I walked to another bench nearby and sat next to Costello to get his comments. Soon I noticed Mardigan talking with a small group of security guards, gesturing in my direction. I approached the group and was told by a guard that the rules had recently been changed: no photography is allowed anywhere inside the courthouse without official permission. Mardigan muttered something about getting protection from harassment, then walked away.

The trial was a shit show. Judge Woodman struggled, largely in vain, to keep both parties focused on the just-the-facts, question-and-answer format of the proceeding, but they kept getting sidetracked, raising other grievances and trying to make the other look bad. “Both egos need to cut it out!” the judge admonished them after several prior warnings went unheeded.

“There’s someone in this courtroom who’s been harassing me,” Mardigan told the judge in an early digression. Nixon and I were the only people in the gallery. The judge ignored that comment, but not long afterward one of the two security guards present approached the bench and Judge Woodman halted the trial. She asked me who I was and if I was covering the trial as a member of the press, to which I responded accordingly. She then called a brief recess and left the chamber, soon followed by both guards and the court clerk. Costello, Mardigan, Nixon and I were left alone in the courtroom for several awkward, silent minutes until the judge returned and resumed the proceeding without comment regarding the nature of the recess.

“I became a de facto storage unit for Mr. Mardigan,” Costello complained. He said the junk in the basement had prevented him from preparing to use the space for additional seating.

“I don’t understand why we’re here,” Mardigan said at another point. “I think it’s a crying shame. I’m just a businessman.” The landlord complained that Costello was turning out to be like so many other renters he’s had: “Tenants come in like lambs and come out like lions,” he said.

In her judgment, mailed to the parties a few days later, Judge Woodman ruled that Costello had failed to prove he’d lost revenue as a result of the junk in the basement. His small claim was denied.

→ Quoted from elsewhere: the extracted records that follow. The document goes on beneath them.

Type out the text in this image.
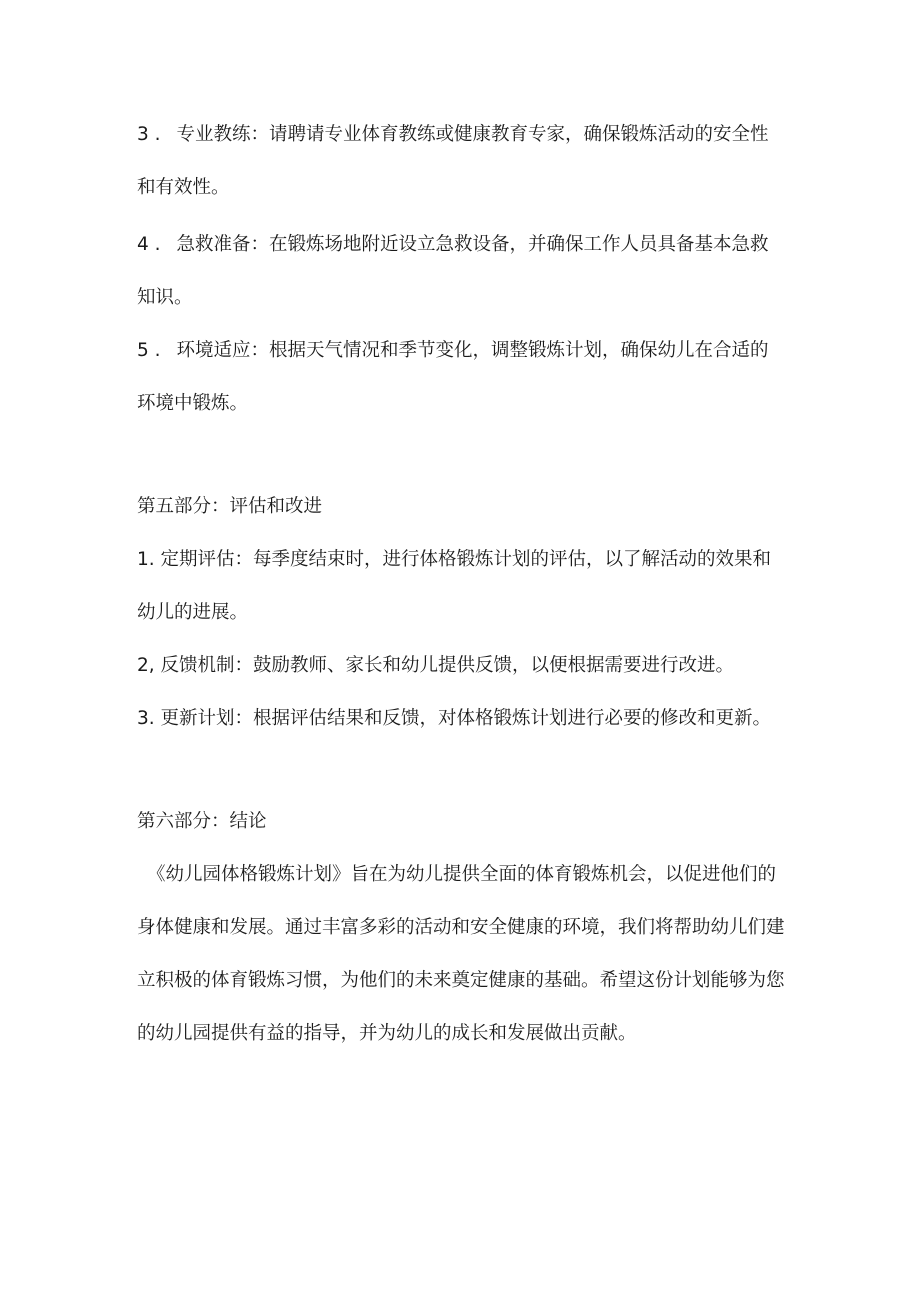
3 . 专业教练：请聘请专业体育教练或健康教育专家，确保锻炼活动的安全性和有效性。

4 . 急救准备：在锻炼场地附近设立急救设备，并确保工作人员具备基本急救知识。

5 . 环境适应：根据天气情况和季节变化，调整锻炼计划，确保幼儿在合适的环境中锻炼。

第五部分：评估和改进

1. 定期评估：每季度结束时，进行体格锻炼计划的评估，以了解活动的效果和幼儿的进展。

2, 反馈机制：鼓励教师、家长和幼儿提供反馈，以便根据需要进行改进。

3. 更新计划：根据评估结果和反馈，对体格锻炼计划进行必要的修改和更新。

第六部分：结论

《幼儿园体格锻炼计划》旨在为幼儿提供全面的体育锻炼机会，以促进他们的身体健康和发展。通过丰富多彩的活动和安全健康的环境，我们将帮助幼儿们建立积极的体育锻炼习惯，为他们的未来奠定健康的基础。希望这份计划能够为您的幼儿园提供有益的指导，并为幼儿的成长和发展做出贡献。
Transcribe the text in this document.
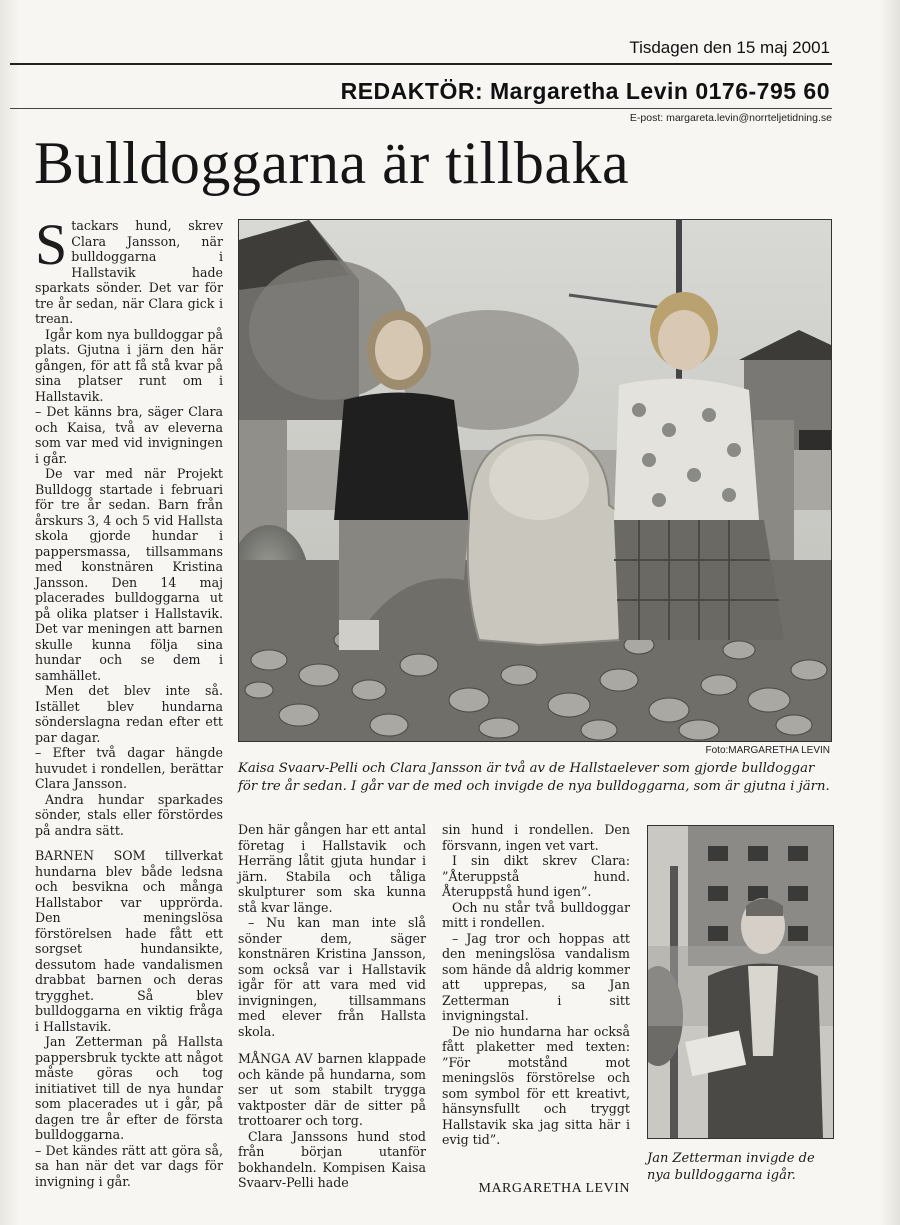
Tisdagen den 15 maj 2001
REDAKTÖR: Margaretha Levin 0176-795 60
E-post: margareta.levin@norrteljetidning.se
Bulldoggarna är tillbaka
S tackars hund, skrev Clara Jansson, när bulldoggarna i Hallstavik hade sparkats sönder. Det var för tre år sedan, när Clara gick i trean.

Igår kom nya bulldoggar på plats. Gjutna i järn den här gången, för att få stå kvar på sina platser runt om i Hallstavik.

– Det känns bra, säger Clara och Kaisa, två av eleverna som var med vid invigningen i går.

De var med när Projekt Bulldogg startade i februari för tre år sedan. Barn från årskurs 3, 4 och 5 vid Hallsta skola gjorde hundar i pappersmassa, tillsammans med konstnären Kristina Jansson. Den 14 maj placerades bulldoggarna ut på olika platser i Hallstavik. Det var meningen att barnen skulle kunna följa sina hundar och se dem i samhället.

Men det blev inte så. Istället blev hundarna sönderslagna redan efter ett par dagar.

– Efter två dagar hängde huvudet i rondellen, berättar Clara Jansson.

Andra hundar sparkades sönder, stals eller förstördes på andra sätt.

BARNEN SOM tillverkat hundarna blev både ledsna och besvikna och många Hallstabor var upprörda. Den meningslösa förstörelsen hade fått ett sorgset hundansikte, dessutom hade vandalismen drabbat barnen och deras trygghet. Så blev bulldoggarna en viktig fråga i Hallstavik.

Jan Zetterman på Hallsta pappersbruk tyckte att något måste göras och tog initiativet till de nya hundar som placerades ut i går, på dagen tre år efter de första bulldoggarna.

– Det kändes rätt att göra så, sa han när det var dags för invigning i går.

Foto:MARGARETHA LEVIN
Kaisa Svaarv-Pelli och Clara Jansson är två av de Hallstaelever som gjorde bulldoggar för tre år sedan. I går var de med och invigde de nya bulldoggarna, som är gjutna i järn.

Den här gången har ett antal företag i Hallstavik och Herräng låtit gjuta hundar i järn. Stabila och tåliga skulpturer som ska kunna stå kvar länge.

– Nu kan man inte slå sönder dem, säger konstnären Kristina Jansson, som också var i Hallstavik igår för att vara med vid invigningen, tillsammans med elever från Hallsta skola.

MÅNGA AV barnen klappade och kände på hundarna, som ser ut som stabilt trygga vaktposter där de sitter på trottoarer och torg.

Clara Janssons hund stod från början utanför bokhandeln. Kompisen Kaisa Svaarv-Pelli hade

sin hund i rondellen. Den försvann, ingen vet vart.

I sin dikt skrev Clara: ”Återuppstå hund. Återuppstå hund igen”.

Och nu står två bulldoggar mitt i rondellen.

– Jag tror och hoppas att den meningslösa vandalism som hände då aldrig kommer att upprepas, sa Jan Zetterman i sitt invigningstal.

De nio hundarna har också fått plaketter med texten: ”För motstånd mot meningslös förstörelse och som symbol för ett kreativt, hänsynsfullt och tryggt Hallstavik ska jag sitta här i evig tid”.

MARGARETHA LEVIN
Jan Zetterman invigde de nya bulldoggarna igår.
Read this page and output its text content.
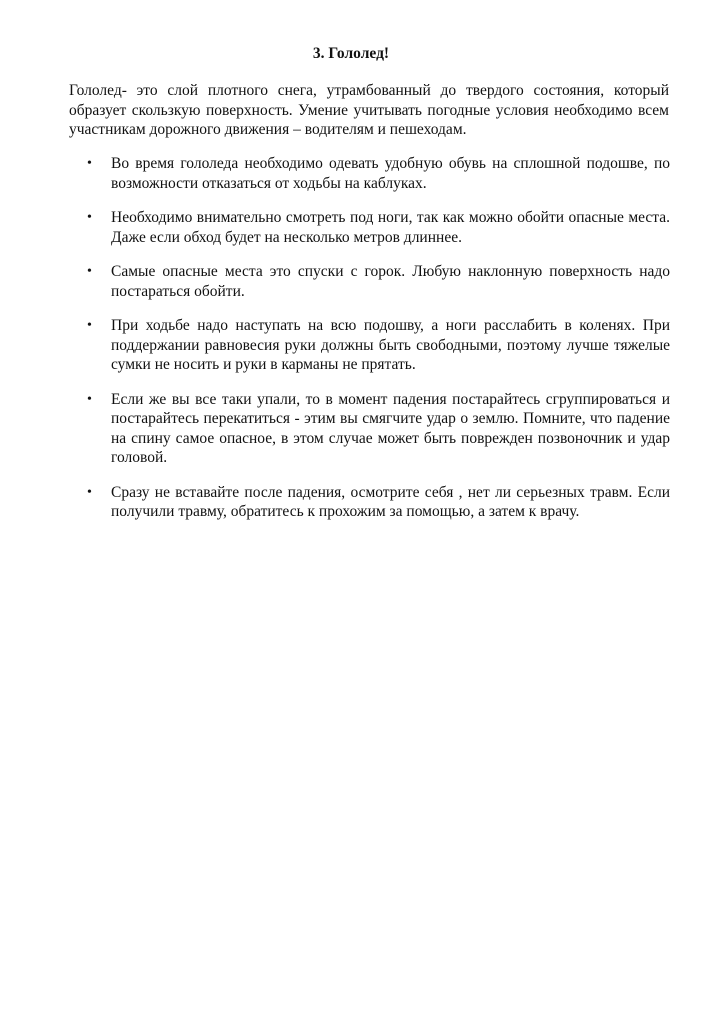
3. Гололед!

Гололед- это слой плотного снега, утрамбованный до твердого состояния, который образует скользкую поверхность. Умение учитывать погодные условия необходимо всем участникам дорожного движения – водителям и пешеходам.

•	Во время гололеда необходимо одевать удобную обувь на сплошной подошве, по возможности отказаться от ходьбы на каблуках.
•	Необходимо внимательно смотреть под ноги, так как можно обойти опасные места. Даже если обход будет на несколько метров длиннее.
•	Самые опасные места это спуски с горок. Любую наклонную поверхность надо постараться обойти.
•	При ходьбе надо наступать на всю подошву, а ноги расслабить в коленях. При поддержании равновесия руки должны быть свободными, поэтому лучше тяжелые сумки не носить и руки в карманы не прятать.
•	Если же вы все таки упали, то в момент падения постарайтесь сгруппироваться и постарайтесь перекатиться - этим вы смягчите удар о землю. Помните, что падение на спину самое опасное, в этом случае может быть поврежден позвоночник и удар головой.
•	Сразу не вставайте после падения, осмотрите себя , нет ли серьезных травм. Если получили травму, обратитесь к прохожим за помощью, а затем к врачу.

Costello released a statement following the ruling. “I took an Oath 33 yrs ago as a 14 year old Cadet at Valley Forge Military Academy … that states in part ‘A Cadet will not lie, cheat or steal, nor tolerate those who do,’” it reads. “Honesty and integrity are two big hallmarks of a person’s character and I do my best to live by that Oath every day of my life. It would be a grave disservice to that fine institution and the people who taught me how to be a man to [renege] on that pledge now. Rosetta and I respect the Court’s decision and are moving forward.”